During this period, we have substantially advanced the state of the art in several fronts. Firstly, in terms of the speed of parsing algorithms, which is the main goal of the project: for example, we have presented greedy parsers that need a smaller number of actions than the existing alternatives to analyze a sentence; we have made dynamic programming for non-projective transition-based parsing feasible by presenting an actual implementation, while previous approaches were purely theoretical due to being too slow to be usable in practice; and we have introduced a novel parsing paradigm based on reformulating the problem as sequence labeling, yielding significantly better speeds than all previous existing methods; among other developments. Secondly, in terms of understanding of the underlying difficulties for parsing and of human language processing (by means of studies of quantitative properties of human syntax). Additionally, we have also advanced the state of the art accuracy both in dependency parsing and in phrase structure parsing with discontinuous constituents. In dependency parsing, our left-to-right pointer-network parsers achieved the highest accuracy in the standard parsing benchmarks of English and various other languages, while at the same time being twice as fast as its predecessors. In discontinuous constituent parsing, our model outperformed the previous state of the art in German (the commonly-used benchmark language for this task) by a wide margin of over 4 percentage points.

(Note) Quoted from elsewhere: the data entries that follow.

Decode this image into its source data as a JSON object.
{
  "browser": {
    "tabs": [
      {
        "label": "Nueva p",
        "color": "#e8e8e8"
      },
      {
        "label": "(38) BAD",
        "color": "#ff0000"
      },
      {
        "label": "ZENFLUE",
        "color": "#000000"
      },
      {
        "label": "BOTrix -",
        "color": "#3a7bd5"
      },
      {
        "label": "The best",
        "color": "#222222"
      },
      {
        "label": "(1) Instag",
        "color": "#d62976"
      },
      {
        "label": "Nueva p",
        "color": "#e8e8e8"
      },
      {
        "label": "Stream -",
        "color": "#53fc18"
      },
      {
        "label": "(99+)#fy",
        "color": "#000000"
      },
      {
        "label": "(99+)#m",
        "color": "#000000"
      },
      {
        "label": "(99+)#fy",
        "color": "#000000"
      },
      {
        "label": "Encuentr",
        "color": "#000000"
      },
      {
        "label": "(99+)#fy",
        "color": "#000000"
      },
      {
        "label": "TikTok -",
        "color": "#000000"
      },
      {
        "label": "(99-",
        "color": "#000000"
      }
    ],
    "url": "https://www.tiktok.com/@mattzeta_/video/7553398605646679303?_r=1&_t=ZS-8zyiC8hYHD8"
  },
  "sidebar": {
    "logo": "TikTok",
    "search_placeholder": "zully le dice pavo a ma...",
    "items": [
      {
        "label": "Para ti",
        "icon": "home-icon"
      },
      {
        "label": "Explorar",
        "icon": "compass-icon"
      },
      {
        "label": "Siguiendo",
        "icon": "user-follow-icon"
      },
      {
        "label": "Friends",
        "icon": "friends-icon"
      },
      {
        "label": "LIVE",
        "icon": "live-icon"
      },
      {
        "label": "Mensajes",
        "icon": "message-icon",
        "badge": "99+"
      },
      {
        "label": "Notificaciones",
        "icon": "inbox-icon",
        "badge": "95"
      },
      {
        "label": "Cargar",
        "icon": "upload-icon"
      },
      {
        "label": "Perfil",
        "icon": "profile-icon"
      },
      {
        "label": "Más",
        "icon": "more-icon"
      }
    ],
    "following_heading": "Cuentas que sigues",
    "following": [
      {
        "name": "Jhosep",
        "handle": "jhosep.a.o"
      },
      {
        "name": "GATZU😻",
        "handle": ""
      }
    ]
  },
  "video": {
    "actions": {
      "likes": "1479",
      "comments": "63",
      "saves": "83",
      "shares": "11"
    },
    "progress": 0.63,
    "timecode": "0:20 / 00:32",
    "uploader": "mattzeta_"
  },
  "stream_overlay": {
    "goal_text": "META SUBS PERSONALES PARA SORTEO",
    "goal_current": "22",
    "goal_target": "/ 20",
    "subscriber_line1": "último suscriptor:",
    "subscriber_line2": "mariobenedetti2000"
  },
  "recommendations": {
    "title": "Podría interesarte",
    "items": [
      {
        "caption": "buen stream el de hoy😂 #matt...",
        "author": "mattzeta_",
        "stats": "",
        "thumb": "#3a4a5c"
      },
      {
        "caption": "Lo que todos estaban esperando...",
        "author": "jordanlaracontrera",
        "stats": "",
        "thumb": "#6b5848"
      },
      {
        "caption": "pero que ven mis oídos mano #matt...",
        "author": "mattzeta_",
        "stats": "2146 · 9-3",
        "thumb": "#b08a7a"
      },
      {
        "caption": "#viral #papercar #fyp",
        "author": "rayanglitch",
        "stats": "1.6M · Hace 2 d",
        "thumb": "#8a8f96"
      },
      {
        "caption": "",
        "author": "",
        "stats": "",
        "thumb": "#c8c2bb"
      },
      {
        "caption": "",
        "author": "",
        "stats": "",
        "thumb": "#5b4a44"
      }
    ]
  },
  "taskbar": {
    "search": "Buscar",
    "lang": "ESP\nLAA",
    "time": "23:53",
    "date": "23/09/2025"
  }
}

During the rest of the project, we expect to continue to improve the speed of syntactic parsers by combining knowledge from linguistics, cognitive science and computer science. We will finish developing the techniques to speed up parsers based on reuse of previous results and on chunking, which will provide further speed gains when added to the models developed until now. We will also refine and improve the technique of parsing as sequence labeling to further optimize its speed, extend it to discontinuous constituents and semantic parsing, and continue exploiting regularities in constituent trees to further reduce the search space of parsers and improve their efficiency.

Overall, we intend to continue achieving major gains in parsing speed, spanning different languages (including those especially challenging for computational processing, such as languages with high degree of non-projectivity, or with complex morphology) and parser types (including constituent and dependency parsers) that will make parsing feasible at the web scale without the need for massive computational resources, hence making natural language processing technologies more useful and widely accessible.